Beans and greens has it all: it’s very easy and inexpensive to make; it’s highly nutritious; it’s soulful and comforting; and it can be served as a main course, side dish, soup, vegetable stew, or my personal favorite–as an appetizer. This is my new favorite home version, and uses delicious, beautiful escarole.
Step: 1
Heat 2 tablespoons olive oil in a saucepan over medium heat. Add garlic; cook, stirring, until bubbling and sizzling, about 20 seconds. Pour in chicken broth. Bring to a boil and cook until liquid is reduced by half, 6 to 8 minutes. Stir in red pepper flakes.
Step: 2
Stir in beans; bring to a boil and cook until you can see the tops of the beans just below the surface of the liquid, 6 to 8 minutes. Stir in oregano, lemon zest, and anchovy filet. Simmer for 3 minutes.
Step: 3
Place escarole in bean mixture; reduce heat to low and stir until escarole wilts, about 5 minutes. Season with salt and pepper to taste; garnish with red pepper flakes and extra virgin olive oil.
Per Serving: 203 calories; protein 7.8g; carbohydrates 24.8g; fat 8g; cholesterol 3.9mg; sodium 1006.6mg.
Preparing your meal in advance can be extremely enjoyable that you do it with your favorite music in the background , a soothing beverage of your pick or even a partner. It is thoughtful to write every step required to create the food , which may include everything from your tools and utensils to your processing menu . Be sure to checkdown the ingredients in order , so as not to forget one . A handwritten list is typically best.

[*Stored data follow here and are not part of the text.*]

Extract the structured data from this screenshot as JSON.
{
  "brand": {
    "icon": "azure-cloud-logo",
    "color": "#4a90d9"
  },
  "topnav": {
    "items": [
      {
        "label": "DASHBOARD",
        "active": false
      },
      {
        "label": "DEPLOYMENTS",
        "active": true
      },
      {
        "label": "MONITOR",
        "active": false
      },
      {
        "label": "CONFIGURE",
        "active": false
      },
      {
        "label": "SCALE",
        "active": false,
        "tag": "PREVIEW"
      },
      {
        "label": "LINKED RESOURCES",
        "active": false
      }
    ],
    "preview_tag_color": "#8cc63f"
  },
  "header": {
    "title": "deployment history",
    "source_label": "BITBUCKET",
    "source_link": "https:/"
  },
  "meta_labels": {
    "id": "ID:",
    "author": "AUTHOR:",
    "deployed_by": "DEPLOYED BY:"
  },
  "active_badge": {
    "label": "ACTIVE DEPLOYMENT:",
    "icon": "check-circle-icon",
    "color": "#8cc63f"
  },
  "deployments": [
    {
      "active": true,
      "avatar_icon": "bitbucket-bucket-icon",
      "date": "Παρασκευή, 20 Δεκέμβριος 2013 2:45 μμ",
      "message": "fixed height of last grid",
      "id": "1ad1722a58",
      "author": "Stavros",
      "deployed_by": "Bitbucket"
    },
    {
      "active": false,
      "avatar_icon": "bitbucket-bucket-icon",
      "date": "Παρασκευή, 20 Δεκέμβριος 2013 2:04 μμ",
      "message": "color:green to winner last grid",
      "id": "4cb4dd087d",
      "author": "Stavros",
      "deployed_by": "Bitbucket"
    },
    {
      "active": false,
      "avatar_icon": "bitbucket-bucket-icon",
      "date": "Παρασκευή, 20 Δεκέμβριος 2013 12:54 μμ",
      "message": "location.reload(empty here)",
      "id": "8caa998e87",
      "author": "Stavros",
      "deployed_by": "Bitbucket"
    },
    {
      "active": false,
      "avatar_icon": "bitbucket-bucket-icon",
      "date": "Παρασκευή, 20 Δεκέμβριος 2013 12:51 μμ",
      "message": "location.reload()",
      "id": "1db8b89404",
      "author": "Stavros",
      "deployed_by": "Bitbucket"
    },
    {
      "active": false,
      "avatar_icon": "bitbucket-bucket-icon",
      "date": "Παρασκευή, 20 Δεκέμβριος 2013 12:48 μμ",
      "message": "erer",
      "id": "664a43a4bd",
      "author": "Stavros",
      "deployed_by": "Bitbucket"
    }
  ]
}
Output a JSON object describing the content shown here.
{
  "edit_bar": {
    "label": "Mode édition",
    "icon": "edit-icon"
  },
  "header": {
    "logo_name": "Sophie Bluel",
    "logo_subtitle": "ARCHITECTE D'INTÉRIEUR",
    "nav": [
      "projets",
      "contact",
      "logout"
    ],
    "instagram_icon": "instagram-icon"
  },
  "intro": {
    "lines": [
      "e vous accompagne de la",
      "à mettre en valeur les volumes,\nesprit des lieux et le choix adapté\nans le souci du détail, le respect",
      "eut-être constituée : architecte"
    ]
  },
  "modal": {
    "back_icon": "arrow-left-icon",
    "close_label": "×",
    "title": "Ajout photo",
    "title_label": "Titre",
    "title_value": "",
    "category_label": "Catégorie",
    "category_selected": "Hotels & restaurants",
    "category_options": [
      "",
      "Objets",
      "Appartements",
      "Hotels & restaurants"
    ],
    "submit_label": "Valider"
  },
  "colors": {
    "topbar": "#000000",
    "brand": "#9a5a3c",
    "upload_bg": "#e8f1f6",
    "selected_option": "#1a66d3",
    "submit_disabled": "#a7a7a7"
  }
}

Bought the right kitchen tools is just as one most required as having the right ingredients . This includes everything from pots, pans, bowls and utensils to those essential items that are easy to forget, like as parchment paper and foil. Items like squeeze bottles for adding the perfect drizzle or decoration to your main food and long tweezers to arrange smaller and thinner dish are a likely for any home chef.